Being so near yet so far from some of the most exciting cultural developments in modern European history was frustrating for Hoffmann,
not least when in 1803 he entered a play called Der Preis, The Prize, into a
local magazine competition, a play about entering a play into a local magazine competition. Not only did he not win, the magazine announced that the standard had been so poor that nobody won.

A move to Warsaw brought greater cultural rewards, but when Napoleon’s forces took the city in 1806 one of their first acts was to dismantle its Prussian bureaucracy. Hoffmann was on the move again, returning first to Berlin, then to Bamberg, where he took up a post as a theatre manager and began writing for the influential Allgemeine musikalische Zeitung.
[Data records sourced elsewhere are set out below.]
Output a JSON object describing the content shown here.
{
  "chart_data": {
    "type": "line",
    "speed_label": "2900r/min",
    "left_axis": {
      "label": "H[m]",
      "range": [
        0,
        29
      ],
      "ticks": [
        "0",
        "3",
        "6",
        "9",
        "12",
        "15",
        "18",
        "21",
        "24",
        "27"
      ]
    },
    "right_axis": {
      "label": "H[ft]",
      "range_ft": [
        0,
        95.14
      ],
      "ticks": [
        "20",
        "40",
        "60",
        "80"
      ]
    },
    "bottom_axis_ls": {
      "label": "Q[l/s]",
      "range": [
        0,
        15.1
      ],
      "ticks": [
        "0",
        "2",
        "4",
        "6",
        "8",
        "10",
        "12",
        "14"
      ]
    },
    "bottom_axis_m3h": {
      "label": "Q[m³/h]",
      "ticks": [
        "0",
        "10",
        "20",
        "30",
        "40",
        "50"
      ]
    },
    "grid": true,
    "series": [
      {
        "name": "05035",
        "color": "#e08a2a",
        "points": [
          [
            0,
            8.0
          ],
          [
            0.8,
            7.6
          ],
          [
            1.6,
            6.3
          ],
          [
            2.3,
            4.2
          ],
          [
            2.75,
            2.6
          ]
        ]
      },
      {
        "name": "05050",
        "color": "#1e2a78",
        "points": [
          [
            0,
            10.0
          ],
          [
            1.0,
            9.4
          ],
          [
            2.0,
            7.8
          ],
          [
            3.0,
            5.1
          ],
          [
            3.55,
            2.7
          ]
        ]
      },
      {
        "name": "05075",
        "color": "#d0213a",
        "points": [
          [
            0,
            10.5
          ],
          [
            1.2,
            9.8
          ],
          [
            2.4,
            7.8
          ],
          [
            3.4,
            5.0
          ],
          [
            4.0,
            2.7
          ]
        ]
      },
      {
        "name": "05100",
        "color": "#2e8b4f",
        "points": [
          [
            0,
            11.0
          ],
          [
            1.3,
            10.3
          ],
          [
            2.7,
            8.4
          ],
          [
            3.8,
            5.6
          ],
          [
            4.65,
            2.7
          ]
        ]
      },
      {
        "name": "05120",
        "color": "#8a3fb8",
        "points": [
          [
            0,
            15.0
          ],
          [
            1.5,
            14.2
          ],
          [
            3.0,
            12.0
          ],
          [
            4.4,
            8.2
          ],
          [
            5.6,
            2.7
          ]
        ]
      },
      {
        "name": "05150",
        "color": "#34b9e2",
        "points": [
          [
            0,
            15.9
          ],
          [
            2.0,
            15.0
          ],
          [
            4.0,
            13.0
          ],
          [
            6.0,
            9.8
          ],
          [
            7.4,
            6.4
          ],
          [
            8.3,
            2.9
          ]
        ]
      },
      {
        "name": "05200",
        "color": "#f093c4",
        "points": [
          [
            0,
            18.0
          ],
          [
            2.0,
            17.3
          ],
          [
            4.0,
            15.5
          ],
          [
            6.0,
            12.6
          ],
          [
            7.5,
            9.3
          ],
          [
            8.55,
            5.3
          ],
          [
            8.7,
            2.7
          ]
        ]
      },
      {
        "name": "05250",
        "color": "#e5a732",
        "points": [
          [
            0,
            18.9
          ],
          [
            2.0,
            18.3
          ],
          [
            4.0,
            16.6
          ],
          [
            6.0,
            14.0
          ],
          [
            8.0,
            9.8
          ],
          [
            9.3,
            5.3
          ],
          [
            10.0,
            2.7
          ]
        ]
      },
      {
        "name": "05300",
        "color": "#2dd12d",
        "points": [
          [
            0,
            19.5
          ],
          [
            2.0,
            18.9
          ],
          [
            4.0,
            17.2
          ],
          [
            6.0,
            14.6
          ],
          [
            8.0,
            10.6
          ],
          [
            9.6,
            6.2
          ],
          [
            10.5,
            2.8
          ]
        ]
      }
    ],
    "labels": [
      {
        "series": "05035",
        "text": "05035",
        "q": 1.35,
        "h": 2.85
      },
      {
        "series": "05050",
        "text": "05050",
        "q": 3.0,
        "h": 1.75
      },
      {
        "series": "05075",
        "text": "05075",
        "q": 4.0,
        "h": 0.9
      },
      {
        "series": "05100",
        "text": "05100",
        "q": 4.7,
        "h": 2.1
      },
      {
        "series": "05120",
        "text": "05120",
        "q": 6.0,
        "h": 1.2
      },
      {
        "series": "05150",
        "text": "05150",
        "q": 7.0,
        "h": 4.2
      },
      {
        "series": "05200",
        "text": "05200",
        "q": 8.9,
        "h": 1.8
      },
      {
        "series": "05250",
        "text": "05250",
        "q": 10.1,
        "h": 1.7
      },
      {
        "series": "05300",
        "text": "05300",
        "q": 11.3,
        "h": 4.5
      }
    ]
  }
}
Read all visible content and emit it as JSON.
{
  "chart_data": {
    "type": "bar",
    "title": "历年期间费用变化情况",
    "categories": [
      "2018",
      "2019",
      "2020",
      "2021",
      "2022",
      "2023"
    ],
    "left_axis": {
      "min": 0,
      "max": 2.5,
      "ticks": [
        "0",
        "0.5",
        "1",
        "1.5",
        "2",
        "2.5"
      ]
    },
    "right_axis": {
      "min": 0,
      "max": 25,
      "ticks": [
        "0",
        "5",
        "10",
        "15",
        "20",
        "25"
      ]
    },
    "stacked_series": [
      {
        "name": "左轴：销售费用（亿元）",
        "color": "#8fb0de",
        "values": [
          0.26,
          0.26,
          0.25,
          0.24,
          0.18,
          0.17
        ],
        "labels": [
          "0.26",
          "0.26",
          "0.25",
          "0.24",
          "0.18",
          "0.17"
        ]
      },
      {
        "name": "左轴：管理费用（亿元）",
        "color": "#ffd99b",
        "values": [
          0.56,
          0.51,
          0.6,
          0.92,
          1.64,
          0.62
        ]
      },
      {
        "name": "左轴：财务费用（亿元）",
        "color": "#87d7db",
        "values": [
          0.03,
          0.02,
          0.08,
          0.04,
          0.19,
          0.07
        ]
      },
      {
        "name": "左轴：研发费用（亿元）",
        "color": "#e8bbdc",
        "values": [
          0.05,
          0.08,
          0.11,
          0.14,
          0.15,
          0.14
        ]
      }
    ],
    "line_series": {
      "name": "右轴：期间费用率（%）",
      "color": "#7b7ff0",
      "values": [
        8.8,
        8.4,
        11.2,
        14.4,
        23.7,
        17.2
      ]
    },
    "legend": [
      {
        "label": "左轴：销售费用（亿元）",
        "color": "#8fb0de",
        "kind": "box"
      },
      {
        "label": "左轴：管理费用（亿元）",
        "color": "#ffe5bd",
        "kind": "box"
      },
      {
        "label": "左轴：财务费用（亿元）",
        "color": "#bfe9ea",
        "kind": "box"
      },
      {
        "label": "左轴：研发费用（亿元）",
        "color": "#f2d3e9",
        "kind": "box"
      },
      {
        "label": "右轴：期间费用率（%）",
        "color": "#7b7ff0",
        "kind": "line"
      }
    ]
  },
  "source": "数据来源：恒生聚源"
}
It was there in 1809 that Hoffmann published his first work of fiction, Ritter Gluck, a tale of a man convinced he was meeting the composer Gluck 20 years after Gluck’s death.

Dresden was his next move, after accepting a post as director of an opera company, only to arrive and find the city in uproar, with invading French forces and the company gone to Leipzig. Eventually, he was able to follow them, but with bridges destroyed and fighting all around the city, this was a tricky operation. The coach in which he travelled then overturned, killing one of the passengers. A ceasefire allowed a return to Dresden, only for intense fighting to break out in what turned into the Battle of Dresden. Hoffmann witnessed terrible things, people killed in front of him by stray artillery, the blood and gore of the battlefield he visited in the immediate aftermath of the fighting. The trauma of what he had seen clearly inhabits the horror stories he wrote in his later years.

In 1814 he returned to the legal profession in Berlin, where he spent his last years writing, locked in legal wranglings and in declining health. The memories of what he had seen in and around Dresden possibly contributed to an increasing dependence on alcohol which, combined with syphilis, led to Hoffmann’s death at the age of 46.

He’s not really a household name these days, but European culture owes
a great deal to ETA Hoffmann. What better time than the bicentenary of his
death to appreciate his contribution? After all, as the man himself said in his
1819 novella Signor Formica, “Everything here below beneath the sun is subject to continual change; and perhaps there is nothing which can be called more inconstant than opinion, which turns round in an everlasting circle like the wheel of fortune.

“He who reaps praise today is overwhelmed with biting censure tomorrow; today we trample underfoot the man who tomorrow will be raised far above us.”